摘要
Background
Metabolic dysfunction-associated steatotic liver disease (MASLD) is a newly adopted term to replace NAFLD as a more inclusive and positive term that also better reflects the underlying mechanism of the disease. We aimed to develop a novel noninvasive assessment index to characterize MASLD with its new diagnostic criteria.
Methods
Using data from National Health and Nutrition Examination Surveys 2017-2020 (NHANES), we included participants aged 20-74 years old who met the diagnostic criteria of MASLD. Participants were randomly grouped into a training cohort and an internal validation cohort, with an over-sampling technique to balance the training cohort. We performed a forward stepwise logistic regression to create a MASLD index in the training cohort.
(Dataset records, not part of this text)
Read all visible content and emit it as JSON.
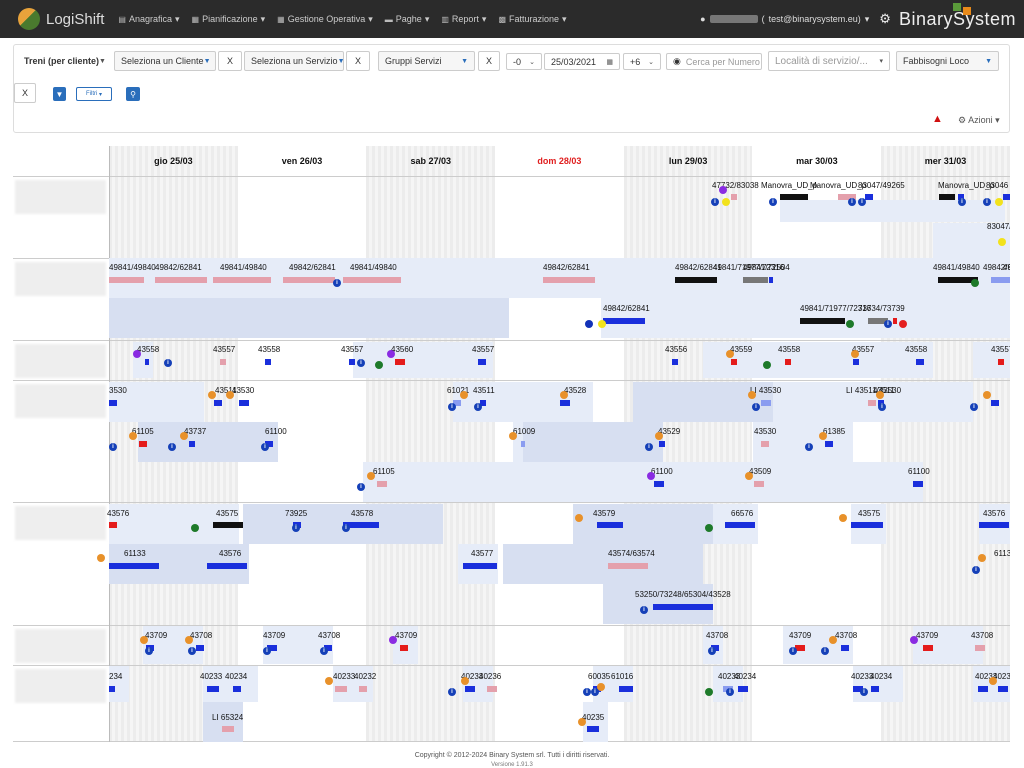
{
  "nav": {
    "app_name": "LogiShift",
    "menus": [
      {
        "label": "Anagrafica",
        "icon": "list-icon"
      },
      {
        "label": "Pianificazione",
        "icon": "calendar-icon"
      },
      {
        "label": "Gestione Operativa",
        "icon": "calendar-icon"
      },
      {
        "label": "Paghe",
        "icon": "money-icon"
      },
      {
        "label": "Report",
        "icon": "file-icon"
      },
      {
        "label": "Fatturazione",
        "icon": "bank-icon"
      }
    ],
    "user_email": "test@binarysystem.eu)",
    "brand": "BinarySystem"
  },
  "filters": {
    "mode": "Treni (per cliente)",
    "client": "Seleziona un Cliente",
    "service": "Seleziona un Servizio",
    "groups": "Gruppi Servizi",
    "x": "X",
    "offset_before": "-0",
    "date": "25/03/2021",
    "offset_after": "+6",
    "search_placeholder": "Cerca per Numero",
    "location_placeholder": "Località di servizio/...",
    "needs": "Fabbisogni Loco",
    "filters_btn": "Filtri",
    "actions": "Azioni"
  },
  "days": [
    {
      "label": "gio 25/03",
      "holiday": false
    },
    {
      "label": "ven 26/03",
      "holiday": false
    },
    {
      "label": "sab 27/03",
      "holiday": false
    },
    {
      "label": "dom 28/03",
      "holiday": true
    },
    {
      "label": "lun 29/03",
      "holiday": false
    },
    {
      "label": "mar 30/03",
      "holiday": false
    },
    {
      "label": "mer 31/03",
      "holiday": false
    }
  ],
  "colors": {
    "holiday": "#e02020",
    "nav_bg": "#2b2b2b",
    "accent": "#2a6ebb"
  },
  "trains": {
    "r1": [
      "47732/83038",
      "Manovra_UD_p",
      "Manovra_UD_p",
      "83047/49265",
      "Manovra_UD_p",
      "83046",
      "83047/"
    ],
    "r2": [
      "49841/49840",
      "49842/62841",
      "49841/49840",
      "49842/62841",
      "49841/49840",
      "49842/62841",
      "49842/62841",
      "49841/71977/72316",
      "49841/72504",
      "49841/49840",
      "49842/62841",
      "49841/71977/72316",
      "73734/73739",
      "49842/62841",
      "49841/49"
    ],
    "r3": [
      "43558",
      "43557",
      "43558",
      "43557",
      "43560",
      "43557",
      "43556",
      "43559",
      "43558",
      "43557",
      "43558",
      "43557"
    ],
    "r4": [
      "3530",
      "43511",
      "43530",
      "61021",
      "43511",
      "43528",
      "LI 43530",
      "LI 43511/43530",
      "43511",
      "61105",
      "43737",
      "61100",
      "61009",
      "43529",
      "43530",
      "61385",
      "61105",
      "61100",
      "43509",
      "61100"
    ],
    "r5": [
      "43576",
      "43575",
      "73925",
      "43578",
      "43579",
      "66576",
      "43575",
      "43576",
      "61133",
      "43576",
      "43577",
      "43574/63574",
      "53250/73248/65304/43528",
      "6113"
    ],
    "r6": [
      "43709",
      "43708",
      "43709",
      "43708",
      "43709",
      "43708",
      "43709",
      "43708",
      "43709",
      "43708"
    ],
    "r7": [
      "234",
      "40233",
      "40234",
      "40233",
      "40232",
      "40233",
      "40236",
      "60035",
      "61016",
      "40233",
      "40234",
      "40233",
      "40234",
      "40233",
      "40234",
      "LI 65324",
      "40235"
    ]
  },
  "footer": {
    "copyright": "Copyright © 2012-2024 Binary System srl. Tutti i diritti riservati.",
    "version": "Versione 1.91.3"
  }
}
Area under the curves (AUC), sensitivity analysis, Delong test and Brier Score were performed and compared with previous diagnostic indices including the Hepatic Steatosis Index (HSI), Fatty Liver Index (FLI), US FLI, and the Metabolic Dysfunction Associated Fibrosis 5 score (MAF-5) in the internal validation cohort as well as two external validation cohorts from 5 centers from Japan and UK Biobank.
Results
The study included 1,853 eligible participants from NHANES (MASLD prevalence 40.9%) and external validation cohorts of 33,627 patients from 5 Japan centers (MASLD prevalence 28.1%), 774 participants from UK Biobank (MASLD prevalence 19.6%) (Figure 1). Using data derived from the NHANES cohort, we developed a forecast formula named MASLD index with four variables (waist circumference [WC], triglyceride [TG]s, fasting glucose [FG], and race and ethnicity), which performed well in both the training (n=1,062) and internal validation cohort (n=556), with AUCs of 0.87 (95%CI 0.84-0.89) and 0.84, respectively. The AUCs in the training and internal validation cohorts for the US FLI for MASLD were (0.84, 0.85), followed by the FLI (0.84, 0.83), HSI (0.82, 0.79) and MAF-5 (0.81, 0.79), respectively (Figure 2). In both the training and internal validation cohorts, the curve of MASLD index was closest to the reference line, with the lowest Brier Score, indicating best agreement between the predicted and observed probabilities and with superior performance over other indices across subgroups by sex, age, race and ethnicity, and abdominal obesity subgroups (Table 1). The MASLD index also achieved AUCs of 0.88 (95%CI 0.87-0.88) and 0.84 (95%CI 0.80 - 0.87) for the two external validation cohorts in the Japan and UK Biobank, respectively.
Conclusions
Using data derived from a large population-based U.S. cohort and two large multicenter external validation cohorts from 5 centers in Japan and UK Biobank, we proposed a simple yet accurate novel diagnostic index for MASLD outperforming traditional indices.